Freeing a Bird from Your Chimney
Chirping. Rustling. Scratching. These are all signs of distress that you may have a trapped bird inside your chimney or fireplace. It’s important to act quickly when you discover a bird that’s stuck. The bird may struggle to the point of fatigue and exhaustion leading to death. Here are a few solutions to try, first by opening the fireplace damper, so the bird can enter the fireplace.
- Attract the bird out of the fireplace using a flashlight, guiding it to an open window where it can fly out. Remember to keep the room quiet.
- Shut the fireplace door, so the bird is enclosed. Slowly open the door while tossing a cloth on top of the bird. As the bird starts to calm down, gently catch the bird and release it outside.
- Place an open box inside the fireplace opening. Then use a flashlight to get the bird to enter the box where you’ll capture and release it.
But If There’s a Bird’s Nest …
Keep in mind, if birds are nesting in your chimney, do not disturb the nest. Chimney swifts are a protected species. And once baby birds reach the flying age, they’ll escape on their own. Tips to remember: Don’t light a fire, call a professional chimney sweep to remove the vacant nest and cap the chimney to prevent future nesting.

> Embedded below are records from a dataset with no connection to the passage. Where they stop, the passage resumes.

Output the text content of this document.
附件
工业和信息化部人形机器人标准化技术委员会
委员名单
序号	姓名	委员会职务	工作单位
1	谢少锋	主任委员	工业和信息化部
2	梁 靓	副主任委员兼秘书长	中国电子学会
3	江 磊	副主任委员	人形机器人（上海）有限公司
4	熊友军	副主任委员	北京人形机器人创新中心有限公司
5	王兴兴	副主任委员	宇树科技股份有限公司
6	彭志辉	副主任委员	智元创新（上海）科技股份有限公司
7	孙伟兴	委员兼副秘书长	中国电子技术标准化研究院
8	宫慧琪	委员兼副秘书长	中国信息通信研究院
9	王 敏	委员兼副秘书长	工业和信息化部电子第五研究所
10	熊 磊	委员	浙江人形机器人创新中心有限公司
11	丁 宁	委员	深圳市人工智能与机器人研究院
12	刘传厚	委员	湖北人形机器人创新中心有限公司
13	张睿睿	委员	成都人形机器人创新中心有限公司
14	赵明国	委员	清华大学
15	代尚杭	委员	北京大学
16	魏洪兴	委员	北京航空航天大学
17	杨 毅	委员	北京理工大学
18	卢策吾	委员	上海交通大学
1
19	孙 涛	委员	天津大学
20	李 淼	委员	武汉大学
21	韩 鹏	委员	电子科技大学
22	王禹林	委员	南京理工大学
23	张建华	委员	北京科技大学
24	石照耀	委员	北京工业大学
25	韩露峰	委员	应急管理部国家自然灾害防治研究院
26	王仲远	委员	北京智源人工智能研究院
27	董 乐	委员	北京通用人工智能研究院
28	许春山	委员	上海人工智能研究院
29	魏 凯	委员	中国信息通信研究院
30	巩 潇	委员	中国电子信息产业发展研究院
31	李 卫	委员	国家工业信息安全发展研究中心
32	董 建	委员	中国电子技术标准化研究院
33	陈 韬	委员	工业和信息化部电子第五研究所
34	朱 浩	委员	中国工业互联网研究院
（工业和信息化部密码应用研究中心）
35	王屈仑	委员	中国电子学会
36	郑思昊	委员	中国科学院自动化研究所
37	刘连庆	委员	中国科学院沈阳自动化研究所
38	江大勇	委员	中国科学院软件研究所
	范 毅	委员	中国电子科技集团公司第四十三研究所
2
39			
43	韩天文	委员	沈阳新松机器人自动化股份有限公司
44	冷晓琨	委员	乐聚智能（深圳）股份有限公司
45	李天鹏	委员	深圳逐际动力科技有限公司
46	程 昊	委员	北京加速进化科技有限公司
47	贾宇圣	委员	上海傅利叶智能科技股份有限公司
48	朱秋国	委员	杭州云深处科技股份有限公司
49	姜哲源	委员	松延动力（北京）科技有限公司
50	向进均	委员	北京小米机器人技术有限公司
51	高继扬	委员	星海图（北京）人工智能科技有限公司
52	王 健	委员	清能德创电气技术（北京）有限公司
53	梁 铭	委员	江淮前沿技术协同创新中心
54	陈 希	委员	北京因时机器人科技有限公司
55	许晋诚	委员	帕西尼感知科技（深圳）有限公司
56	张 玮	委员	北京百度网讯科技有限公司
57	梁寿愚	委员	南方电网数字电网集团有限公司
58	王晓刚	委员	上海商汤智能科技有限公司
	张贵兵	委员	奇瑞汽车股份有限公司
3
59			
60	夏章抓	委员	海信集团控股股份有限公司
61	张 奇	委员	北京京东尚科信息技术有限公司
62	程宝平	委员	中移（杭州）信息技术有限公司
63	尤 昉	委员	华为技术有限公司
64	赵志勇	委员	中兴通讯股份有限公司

When Your Wall Buzzes with Honeybees
Avoid your first instinct to kill honeybees in your wall. When bees die, honey extracts moisture, which allows bacterial growth and fermentation. Honey will explode within the honeycomb and soak into your wood structure. Your wood structure will decompose or break down, resulting in expensive and severe structural damage.
Step one is to determine the infested area by listening for buzzing or feeling for warmth on the wall. Next, contact a professional beekeeper who will have to break open the wall to remove the colony and comb and extract the honey. Then use ammonia or bleach to wash the walls to eliminate pheromones, replace the wall, inspect your home for entry holes and seal these areas.